As for your question about subliminal messages, I think what you're referring to is the infamous idea that if you flicker pictures of Coca Cola between the frames of a movie, people are more likely to go buy a coke. Well, it's true that this kind of strategy doesn't work -- there's a huge difference between having Coke semantically primed and carrying out the complex behavior of buying a coke (you have the time delay, first of all, which diminishes the activation, the planning required to buy a coke, etc...)
The priming effect is real, but very small, usually only detectable in terms of milliseconds or trends. All in all, recall is the type of task that priming can help in, so this may be very useful. But displaying "Buy Coke" or "kill your boss" really isn't going to do anything at all.
Re:Advertisers' Wet Dream Come True (Score:2, Informative)
sorry, advertisers can just keep dreaming (Score:5, Informative)
subliminal cueing works like this: let's say you teach somebody some name-and-face pairs -- "anne" and "becky". then you show them anne's face and subliminally cue with "anne", and you can improve the person's likelihood of remembering that name.
but let's say you "miscue" -- you show them anne's face but subliminally cue with the name "becky". they are *not* likelier to then type "becky" -- but they *are* likelier to correctly type "anne"! this is the really weird and interesting part of our findings.
we hypothesize that there is some of what psychologists call "spreading activation" taking place: the miscue helps you remember other things you learned in the context of the experiment, but doesn't interfere with the actual production of the correct answer.

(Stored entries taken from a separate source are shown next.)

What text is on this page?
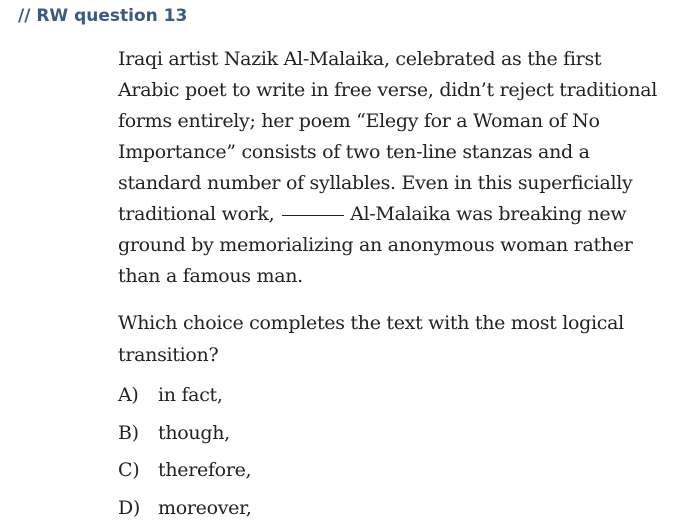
// RW question 13

Iraqi artist Nazik Al-Malaika, celebrated as the first
Arabic poet to write in free verse, didn’t reject traditional
forms entirely; her poem “Elegy for a Woman of No
Importance” consists of two ten-line stanzas and a
standard number of syllables. Even in this superficially
traditional work,	Al-Malaika was breaking new
ground by memorializing an anonymous woman rather
than a famous man.

Which choice completes the text with the most logical
transition?

A) in fact,
B) though,
C) therefore,
D) moreover,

anyway, this is why subliminal advertising doesn't work. if you see the word "coke" but what you want is "lemonade", maybe you are likelier to think about getting a drink, but you'll likely get yourself a lemonade rather than a coke.
we have some preliminary data showing that *overt* cues don't work that way. if we show the name "becky" with anne's face in a non-subliminal way, then subjects appear to type "becky" a lot of the time. this is probably why overt advertising actually does work, too.
Re:Was on nova months ago (Score:5, Informative)
No, all that was actually proven was that James Vicary, the guy who claimed to have improved popcorn and coke sales with subliminal images at a movie theater, was a liar. In reality, a "subliminal image" of a bag of popcorn on a movie screen has a very minimal effect on your desire for popcorn compared to the sight and smell of actual popcorn when you walk through the lobby. The notion was that the "subliminal image" had a disproportionately greater effect on your desire for the product than the magnitude of the stimulus could account for. This notion was a crock of shit.
Now these glasses, on the other hand, aren't trying to sell you popcorn. They're passing off information our brains are already looking for, which does work to some degree. The debunking of subliminal messages never addressed whether or not we could see and register the images, only that they had no effect on our desire to buy the product.